Joye Pate woke up Monday with a stomachache. She thought nothing of it. New York City food? Probably just a bad bite. Loose stools confirmed it was something. Then came the frequency. Hourly trips. Tuesday passed in the bathroom. By Wednesday she was frantic, Googling symptoms while eating only broth. Thursday brought a name: cyclospora.
She tested negative. But the symptoms lasted a week. She posted about it anyway. Her TikTok flooded with comments from strangers convinced they had it too. Back in June, no one knew. Now, the parasite is everywhere on social media.
“I feel like I have 99% of the symptoms.”
Meagan Rose, an influencer, posted her anxiety to over 40,000 viewers. Stress mounts when you don’t know what you know. Meanwhile, food creators are panicking. Raw veggies are out. Cooked potatoes are in. Arash Hashemi joked about steak to avoid diarrhea. The NYT Cooking account suggested stir-frying lettuce. Absurd? Maybe. But anxiety makes you do things.
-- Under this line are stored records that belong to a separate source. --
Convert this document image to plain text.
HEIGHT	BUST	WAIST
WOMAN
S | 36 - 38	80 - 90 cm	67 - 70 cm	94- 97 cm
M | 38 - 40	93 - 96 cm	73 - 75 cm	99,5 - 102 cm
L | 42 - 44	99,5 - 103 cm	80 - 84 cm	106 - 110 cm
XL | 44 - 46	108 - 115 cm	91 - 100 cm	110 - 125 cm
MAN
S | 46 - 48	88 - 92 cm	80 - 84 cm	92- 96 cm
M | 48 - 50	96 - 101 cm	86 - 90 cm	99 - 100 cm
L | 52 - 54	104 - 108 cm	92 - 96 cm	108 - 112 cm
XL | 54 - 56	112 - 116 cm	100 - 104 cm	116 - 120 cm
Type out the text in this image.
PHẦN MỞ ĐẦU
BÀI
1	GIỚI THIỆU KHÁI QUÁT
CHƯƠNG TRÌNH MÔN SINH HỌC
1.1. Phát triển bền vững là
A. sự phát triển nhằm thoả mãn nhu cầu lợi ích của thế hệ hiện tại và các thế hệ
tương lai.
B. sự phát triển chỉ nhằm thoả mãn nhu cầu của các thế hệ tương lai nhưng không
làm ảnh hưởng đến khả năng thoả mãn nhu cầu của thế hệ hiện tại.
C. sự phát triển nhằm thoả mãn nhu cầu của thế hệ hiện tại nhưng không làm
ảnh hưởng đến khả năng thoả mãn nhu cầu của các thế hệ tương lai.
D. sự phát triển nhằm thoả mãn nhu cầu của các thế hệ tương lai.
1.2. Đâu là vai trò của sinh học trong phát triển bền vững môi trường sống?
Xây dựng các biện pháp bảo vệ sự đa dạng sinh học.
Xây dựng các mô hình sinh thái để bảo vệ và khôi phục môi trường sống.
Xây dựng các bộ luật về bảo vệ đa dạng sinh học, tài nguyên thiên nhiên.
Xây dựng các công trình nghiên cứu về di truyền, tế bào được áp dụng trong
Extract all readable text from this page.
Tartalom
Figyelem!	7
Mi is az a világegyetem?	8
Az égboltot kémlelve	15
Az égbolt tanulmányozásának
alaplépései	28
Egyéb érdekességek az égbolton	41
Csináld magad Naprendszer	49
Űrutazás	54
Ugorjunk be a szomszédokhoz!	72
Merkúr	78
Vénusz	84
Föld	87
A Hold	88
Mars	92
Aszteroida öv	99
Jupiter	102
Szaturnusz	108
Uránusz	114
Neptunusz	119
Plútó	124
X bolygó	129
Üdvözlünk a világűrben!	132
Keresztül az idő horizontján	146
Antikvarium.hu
Michigan officials suspect salad greens. No supplier named. No specific grower identified. Just lettuce. Maybe herbs. Perhaps raspberries, given past outbreaks. The CDC reports nearly 7,000 cases nationally. Experts guess the number is much higher. Michigan alone has 4,300 confirmed cases. Social media amplifies this. Every feed feels infected.
Diagnosis is the bottleneck. Routine stool tests skip cyclospora. Doctors look for E. coli. They check for salmonella. Cyclospora gets missed unless you ask for it specifically. Most people don’t go to a doctor for diarrhea unless it’s severe. Or bloody.
Lauren from New Jersey went to the ER. Her stool was liquid and bloody. Her blood pressure dropped. She got IV fluids. She waited on results that never came because they didn’t test for cyclospora. She had eaten bibb salad two days prior. Symptoms can appear in two days or two weeks. She thinks it was the salad. No one else ate it. Coincidence? Or just a very sick Tuesday?
Colin Carlson, an epidemiologist, survived his own ordeal. He posted on Bluesky while still waiting for results. He challenged Robert F. Kennedy Jr to a cage match. Half-joking? Hard to say with HHS staffing cuts. A quarter of CDC staff is gone. Testing capacity shrinks. Paranoia grows.
Washing veggies helps. Vinegar doesn’t. Commercial disinfectants fail. Thorough scrubbing is key. Even then, infection is possible. Bactrim works. Septra works. But only if you have the right parasite. Joel Barratt at Emory warns against self-diagnosis.
“If you get the wrong treatment,” Barratt says. You stay sick.
Don’t guess. Call the doctor. Ask for the specific test. Or just drink water. Wait it out. Or maybe don’t.